El texto, que está en periodo de alegaciones, evitará que proliferen a partir de ahora nombres de empresas públicas y privadas ya existentes como Empresa Municipal de Aguas de La Coruña, Camping Bayona Playa, Deportivo de La Coruña u Hotel Attica 21 Villalba, aunque de momento la ambigüedad de su redacción deja en el aire su posible aplicación con carácter retroactivo. El nuevo decreto por el que se regula el uso de las denominaciones de lugares en Galicia recuerda que por ley todos los topónimos “tienen como única forma oficial la gallega” y, tras insistir en su correcto uso por parte de las Administraciones públicas, extiende su ámbito de acción también al sector privado.

El borrador del decreto introduce como novedad que “deberán respetar la forma oficial de los topónimos todas las instalaciones y elementos materiales e inmateriales que incorporen en su denominación un nombre de lugar del territorio de Galicia, como, entre otros, los parques eólicos, los registros mineros, las designaciones de los medios de transporte y las marcas comerciales”. El texto que prepara la Consellería de Presidencia que dirige el popular Alfonso Rueda está aún en fase de borrador y cualquier particular puede presentar alegaciones hasta final de mes.
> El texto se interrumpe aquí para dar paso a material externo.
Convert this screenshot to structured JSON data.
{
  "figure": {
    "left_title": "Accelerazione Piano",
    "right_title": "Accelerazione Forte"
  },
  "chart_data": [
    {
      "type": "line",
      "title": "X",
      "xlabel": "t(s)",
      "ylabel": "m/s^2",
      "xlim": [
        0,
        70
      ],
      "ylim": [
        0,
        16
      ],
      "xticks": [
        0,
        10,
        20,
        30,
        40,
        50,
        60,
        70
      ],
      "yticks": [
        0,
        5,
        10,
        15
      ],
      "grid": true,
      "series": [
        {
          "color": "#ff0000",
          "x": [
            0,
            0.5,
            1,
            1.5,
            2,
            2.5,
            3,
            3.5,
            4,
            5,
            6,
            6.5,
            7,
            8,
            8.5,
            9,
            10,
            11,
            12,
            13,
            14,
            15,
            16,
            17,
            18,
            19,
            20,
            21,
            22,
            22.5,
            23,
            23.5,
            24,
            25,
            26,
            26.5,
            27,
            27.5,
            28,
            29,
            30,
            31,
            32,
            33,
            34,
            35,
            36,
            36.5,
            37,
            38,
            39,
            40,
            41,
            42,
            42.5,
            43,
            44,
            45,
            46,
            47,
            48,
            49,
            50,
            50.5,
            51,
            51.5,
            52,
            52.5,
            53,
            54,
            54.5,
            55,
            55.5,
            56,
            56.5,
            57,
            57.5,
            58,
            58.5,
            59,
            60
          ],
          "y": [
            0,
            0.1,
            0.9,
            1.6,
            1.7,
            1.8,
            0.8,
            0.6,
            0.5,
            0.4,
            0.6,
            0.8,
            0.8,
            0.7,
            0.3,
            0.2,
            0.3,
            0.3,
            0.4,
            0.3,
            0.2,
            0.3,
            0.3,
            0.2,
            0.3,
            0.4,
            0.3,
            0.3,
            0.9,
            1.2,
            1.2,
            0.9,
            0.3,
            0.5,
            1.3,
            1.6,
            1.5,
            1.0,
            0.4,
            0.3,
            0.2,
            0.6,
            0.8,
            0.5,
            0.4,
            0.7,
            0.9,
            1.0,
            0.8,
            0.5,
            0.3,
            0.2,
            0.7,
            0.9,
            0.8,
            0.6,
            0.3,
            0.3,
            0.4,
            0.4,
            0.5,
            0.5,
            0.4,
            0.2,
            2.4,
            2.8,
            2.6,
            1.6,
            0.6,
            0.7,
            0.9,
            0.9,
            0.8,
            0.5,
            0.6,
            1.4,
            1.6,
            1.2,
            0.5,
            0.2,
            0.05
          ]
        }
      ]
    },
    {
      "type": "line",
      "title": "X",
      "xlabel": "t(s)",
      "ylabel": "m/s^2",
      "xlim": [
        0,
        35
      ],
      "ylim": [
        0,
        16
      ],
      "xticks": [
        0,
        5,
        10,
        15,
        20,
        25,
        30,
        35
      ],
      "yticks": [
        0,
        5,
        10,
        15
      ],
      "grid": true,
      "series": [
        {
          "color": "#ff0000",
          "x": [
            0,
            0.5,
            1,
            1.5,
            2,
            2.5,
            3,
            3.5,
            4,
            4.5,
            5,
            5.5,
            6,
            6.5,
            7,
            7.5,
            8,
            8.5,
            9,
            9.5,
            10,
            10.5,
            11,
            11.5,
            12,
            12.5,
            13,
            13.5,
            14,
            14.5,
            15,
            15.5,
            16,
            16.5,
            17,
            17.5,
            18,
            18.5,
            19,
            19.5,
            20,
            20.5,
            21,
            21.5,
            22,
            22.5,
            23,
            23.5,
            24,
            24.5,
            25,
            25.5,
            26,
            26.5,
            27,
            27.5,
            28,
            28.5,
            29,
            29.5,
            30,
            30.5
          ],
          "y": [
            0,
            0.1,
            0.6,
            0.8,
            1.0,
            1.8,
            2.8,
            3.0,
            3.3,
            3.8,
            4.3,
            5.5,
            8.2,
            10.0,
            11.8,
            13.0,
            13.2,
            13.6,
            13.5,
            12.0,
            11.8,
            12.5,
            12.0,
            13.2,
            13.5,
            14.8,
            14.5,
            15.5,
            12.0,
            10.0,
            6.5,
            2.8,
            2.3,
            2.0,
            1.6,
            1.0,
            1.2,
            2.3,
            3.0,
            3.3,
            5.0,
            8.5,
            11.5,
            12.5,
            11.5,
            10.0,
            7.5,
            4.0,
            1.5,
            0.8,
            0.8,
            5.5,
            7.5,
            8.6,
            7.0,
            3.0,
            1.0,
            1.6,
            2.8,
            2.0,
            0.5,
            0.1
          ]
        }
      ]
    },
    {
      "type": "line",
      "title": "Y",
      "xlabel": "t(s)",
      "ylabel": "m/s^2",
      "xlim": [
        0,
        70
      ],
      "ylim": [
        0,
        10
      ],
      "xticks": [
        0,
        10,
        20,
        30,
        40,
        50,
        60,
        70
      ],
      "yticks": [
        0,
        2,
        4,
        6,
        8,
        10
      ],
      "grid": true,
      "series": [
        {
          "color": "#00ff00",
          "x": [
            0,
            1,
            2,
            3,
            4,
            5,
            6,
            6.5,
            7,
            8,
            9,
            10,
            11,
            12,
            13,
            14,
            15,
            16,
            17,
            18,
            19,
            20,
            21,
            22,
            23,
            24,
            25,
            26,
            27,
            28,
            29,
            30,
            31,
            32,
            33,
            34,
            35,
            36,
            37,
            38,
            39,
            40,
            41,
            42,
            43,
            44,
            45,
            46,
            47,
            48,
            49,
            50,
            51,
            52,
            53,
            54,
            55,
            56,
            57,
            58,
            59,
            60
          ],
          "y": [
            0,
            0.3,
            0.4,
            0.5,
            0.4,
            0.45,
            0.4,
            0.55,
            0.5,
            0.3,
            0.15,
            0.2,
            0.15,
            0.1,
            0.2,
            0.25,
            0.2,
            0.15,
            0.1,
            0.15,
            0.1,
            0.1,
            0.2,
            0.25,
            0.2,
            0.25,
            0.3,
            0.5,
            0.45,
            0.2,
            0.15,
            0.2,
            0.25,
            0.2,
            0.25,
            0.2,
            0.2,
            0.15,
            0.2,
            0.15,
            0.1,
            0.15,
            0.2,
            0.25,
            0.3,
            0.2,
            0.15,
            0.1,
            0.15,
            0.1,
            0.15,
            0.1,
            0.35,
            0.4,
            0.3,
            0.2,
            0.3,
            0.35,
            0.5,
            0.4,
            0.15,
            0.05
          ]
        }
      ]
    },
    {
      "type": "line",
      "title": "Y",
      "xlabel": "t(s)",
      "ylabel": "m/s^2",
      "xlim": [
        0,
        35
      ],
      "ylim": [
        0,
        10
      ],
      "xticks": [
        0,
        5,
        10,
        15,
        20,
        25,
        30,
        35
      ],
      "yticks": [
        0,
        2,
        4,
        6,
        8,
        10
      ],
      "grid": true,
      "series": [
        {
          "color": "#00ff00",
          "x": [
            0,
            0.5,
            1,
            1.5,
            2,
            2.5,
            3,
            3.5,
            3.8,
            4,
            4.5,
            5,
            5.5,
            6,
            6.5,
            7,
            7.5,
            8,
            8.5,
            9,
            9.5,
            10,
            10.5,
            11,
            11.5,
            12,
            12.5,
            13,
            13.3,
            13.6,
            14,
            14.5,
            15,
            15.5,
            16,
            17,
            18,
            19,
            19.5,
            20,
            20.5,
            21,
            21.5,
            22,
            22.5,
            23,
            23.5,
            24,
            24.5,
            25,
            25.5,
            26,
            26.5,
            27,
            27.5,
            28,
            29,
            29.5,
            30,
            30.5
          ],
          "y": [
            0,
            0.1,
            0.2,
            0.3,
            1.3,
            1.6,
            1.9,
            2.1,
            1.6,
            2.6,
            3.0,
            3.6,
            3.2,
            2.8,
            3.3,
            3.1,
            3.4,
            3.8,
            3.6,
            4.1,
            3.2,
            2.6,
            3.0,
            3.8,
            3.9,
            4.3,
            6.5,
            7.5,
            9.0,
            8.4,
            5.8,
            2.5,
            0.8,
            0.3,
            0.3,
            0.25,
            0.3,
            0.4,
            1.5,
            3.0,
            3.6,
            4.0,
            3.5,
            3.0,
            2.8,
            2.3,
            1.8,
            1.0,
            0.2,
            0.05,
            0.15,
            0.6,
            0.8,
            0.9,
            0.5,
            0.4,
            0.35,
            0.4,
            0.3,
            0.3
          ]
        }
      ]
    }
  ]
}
En la propuesta no se detalla si será aplicado a denominaciones comerciales ya existentes o solo a las que sean de nueva creación. Únicamente en el caso de las urbanizaciones de viviendas se especifica que la medida se aplicará solo a nuevas construcciones. En ese caso concreto, sus promotores “deberán dirigir una solicitud a la Consellería de Presidencia para que] autorice la denominación de dicha nueva entidad” y “tal denominación deberá acomodarse, inexcusablemente, a la toponimia existente en el área de implantación de la urbanización”.

En su explicación de la nueva norma la Xunta recuerda que en 2003 aprobó el nomenclator oficial de entidades de población y que desde hace una década está en marcha un proyecto para fijar de forma oficial también la microtoponimia, ahora con la aplicación de las nuevas tecnologías de geolocalización. Con esos trabajos finalizados o ya en ejecución, defiende la necesidad de un nuevo decreto que “aunque mantiene en lo sustancial las formulaciones de la normativa vigente hasta el momento” extiende “a nuevos ámbitos la obligación de fijar como única forma oficial la gallega”. El decreto, sin embargo, solo establece sanciones por su incumplimiento en un caso: los libros de texto no recibirán subvenciones si incluyen en sus páginas topónimos incorrectos.Más allá de lo obligatorio, en el ámbito de lo posible la norma apuesta por firmar convenios para que también las carreteras estatales recojan en sus señales la toponimia oficial gallega incluso fuera de Galicia. Esto es, que a la salida de Madrid los carteles de la A-6 dejen de poner “La Coruña”. La norma también reforma la Comisión de Toponimia, el órgano asesor de la Xunta, en el que se incrementa el peso y la capacidad de veto de la Real Academia Galega (RAG).